Erzurum'da bölgesel kalkınma çabaları birleştirilmeli

YAYINLAMA
GÜNCELLEME

Lütfü YÜCELİK / Erzurum Ticaret ve  Sanayi Odası (ETSO) Yönetim Kurulu Başkanı

Küresel ve bölgesel ekonomik sıkıntıları yaşadığımız bugünlerde en temel çözüm noktası birlik ve beraberliktir. Hepimizin üzerimize düşen görevi yapması gerek. Dünya ve dolayısıyla ülkemiz bir kriz yaşıyor. Krizden çıkış yolunun iç piyasanın canlandırılması ve moral aşılanması ile aralanacağı inancındayız. Hükümetin bu anlamda alacağı her kararın faydalı olacağını düşünüyoruz. Türkiye üretimi, istihdamı, ihracatı ve hatta yatırımları ne olursa olsun canlı tutmak zorundadır; önlemler de bu hedef doğrultusunda alınmalıdır. Finansal sektör ve reel sektör arasındaki bağlar ağır hasar almış durumdadır. Bu gerçeği görmek ve bir an önce hasarı gidermek kaçınılmazdır.

Şirketlerin vergi borçlarının ertelenmesi, peşin vergi borcu ödeyen şirketlere ciddi indirimler sağlanması, Eximbank'ın ihracatçılarımızın arkasında durup kredi temin etmesi, piyasaların parasız bırakılmayarak sistemin devamının sağlanması gerekiyor.

Bankaların hem mevcut borçlar hem de ihtiyaç duyulan krediler noktasında yapıcı adımlar atması da önemli. Bu önerilerimiz Türkiye ekonomisini ayakta tutan bütün kurumların ihtiyacıdır. Tüketici ve üreticinin güvenini güçlendirecek, geleceğe iyimser bakmamızı sağlayacak benzeri önlemlerin süratle gündeme gelmesi dileğimizi hükümete de ilettik.

Bu süreçte kalkınma kavramının Doğu ve Güneydoğu açısından yeniden tanımlanmasında fayda olacağı inancındayız. Özellikle ağır kış şartları, ekonomik, sosyal ve kültürel sebepler nedeniyle bölge girişimcisinin teşvik olmazsa batıdaki üreticilerle rekabet etmesi mümkün değil. Devletin anayasal görevi de bölgeler arası farkları gidermektir. Eğer siz Düzce ile Erzurum'a aynı teşviki verirseniz, bunun adı teşvik olmaz.
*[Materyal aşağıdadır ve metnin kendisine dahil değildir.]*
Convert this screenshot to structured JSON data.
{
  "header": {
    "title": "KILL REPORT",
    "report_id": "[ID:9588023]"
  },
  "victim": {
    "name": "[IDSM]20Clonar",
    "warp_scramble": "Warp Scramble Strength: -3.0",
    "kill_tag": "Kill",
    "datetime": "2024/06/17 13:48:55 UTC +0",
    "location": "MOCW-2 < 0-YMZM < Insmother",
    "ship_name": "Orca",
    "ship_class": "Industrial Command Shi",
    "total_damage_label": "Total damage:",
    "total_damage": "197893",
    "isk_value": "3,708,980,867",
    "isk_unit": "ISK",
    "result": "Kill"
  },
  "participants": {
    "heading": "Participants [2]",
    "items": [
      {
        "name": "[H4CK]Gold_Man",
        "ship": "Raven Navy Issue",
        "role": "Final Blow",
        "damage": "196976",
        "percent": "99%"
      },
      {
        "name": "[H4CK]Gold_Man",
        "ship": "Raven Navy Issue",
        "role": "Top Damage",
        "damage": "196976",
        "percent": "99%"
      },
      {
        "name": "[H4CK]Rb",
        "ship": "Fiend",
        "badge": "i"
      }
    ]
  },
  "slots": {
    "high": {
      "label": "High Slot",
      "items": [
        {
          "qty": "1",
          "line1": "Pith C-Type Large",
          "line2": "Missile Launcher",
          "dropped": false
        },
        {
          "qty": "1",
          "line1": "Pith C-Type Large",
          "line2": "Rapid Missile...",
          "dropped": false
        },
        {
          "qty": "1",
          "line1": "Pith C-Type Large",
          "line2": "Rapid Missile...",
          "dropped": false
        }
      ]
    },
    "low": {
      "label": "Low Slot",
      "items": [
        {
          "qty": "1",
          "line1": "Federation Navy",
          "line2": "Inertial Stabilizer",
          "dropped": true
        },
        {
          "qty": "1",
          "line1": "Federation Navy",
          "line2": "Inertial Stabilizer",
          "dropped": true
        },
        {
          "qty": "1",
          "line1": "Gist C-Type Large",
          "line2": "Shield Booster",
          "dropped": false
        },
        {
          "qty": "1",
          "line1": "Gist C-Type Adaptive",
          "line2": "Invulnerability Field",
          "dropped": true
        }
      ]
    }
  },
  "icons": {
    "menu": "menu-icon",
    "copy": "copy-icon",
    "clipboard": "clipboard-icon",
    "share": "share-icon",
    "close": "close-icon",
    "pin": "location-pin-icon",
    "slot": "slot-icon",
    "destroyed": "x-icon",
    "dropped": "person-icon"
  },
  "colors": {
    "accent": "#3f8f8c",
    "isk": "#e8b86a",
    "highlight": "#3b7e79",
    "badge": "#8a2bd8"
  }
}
Bize göre, kişi başına düşen geliri alt seviyelerde olan iller gibi kalın çizgilerle çizilmiş bir teşvik yasası değil, illerin gelişmişlik düzeylerine göre kademeli bir geçişi öngören, ayrıca kapsama giren illerin yöresel özellikleri ve altyapıları da dikkate alınarak sektörel bazda uygulamaya imkan verecek bir teşvik düzenlemesi olmalıdır. Ayrıca daha önce uygulanan 4325 Sayılı Kanun'dan mutlak suretle faydalanılması gerektiği inancındayız. Bu kanun içeriği ve kapsamı ile  yatırımcıya destek olmuş, bölgeye ciddi faydalar getirmiştir.

Erzurum ili 2015 yılında gelişmişlik açısından Türkiye'nin ilk yirmi ili arasında yer almalıdır. Biz buna inanıyoruz. Bu hedefe ulaşmak için yapmamız gereken tek şey planlı çalışmaktır. Tek bir plan dâhilinde ilimizdeki bütün kalkınma çabalarını birleştirdiğimizde bu hedefin hiç de hayali olmadığı görülecektir. Biliyoruz ki, Erzurum için tek başına çalışan çok kişi var, bir de bir araya gelebilsek, güçlerimizi birleştirebilsek… Sonuçların ne kadar farklı olduğunu göreceğiz.

Şunu biliyoruz ki, tüm ağır krizler gibi bu kriz de er ya da geç bir gün mutlaka bitecek. Ve unutmayalım ki, kriz sonrasında, rekabet yarışı da kaldığı yerden devam edecektir. Bir düşünürün dediği gibi; "kriz eskinin ölmekte olduğu, ama ölmekte olan eskinin yerini alacak yeni yapının henüz doğmadığı anları kapsar."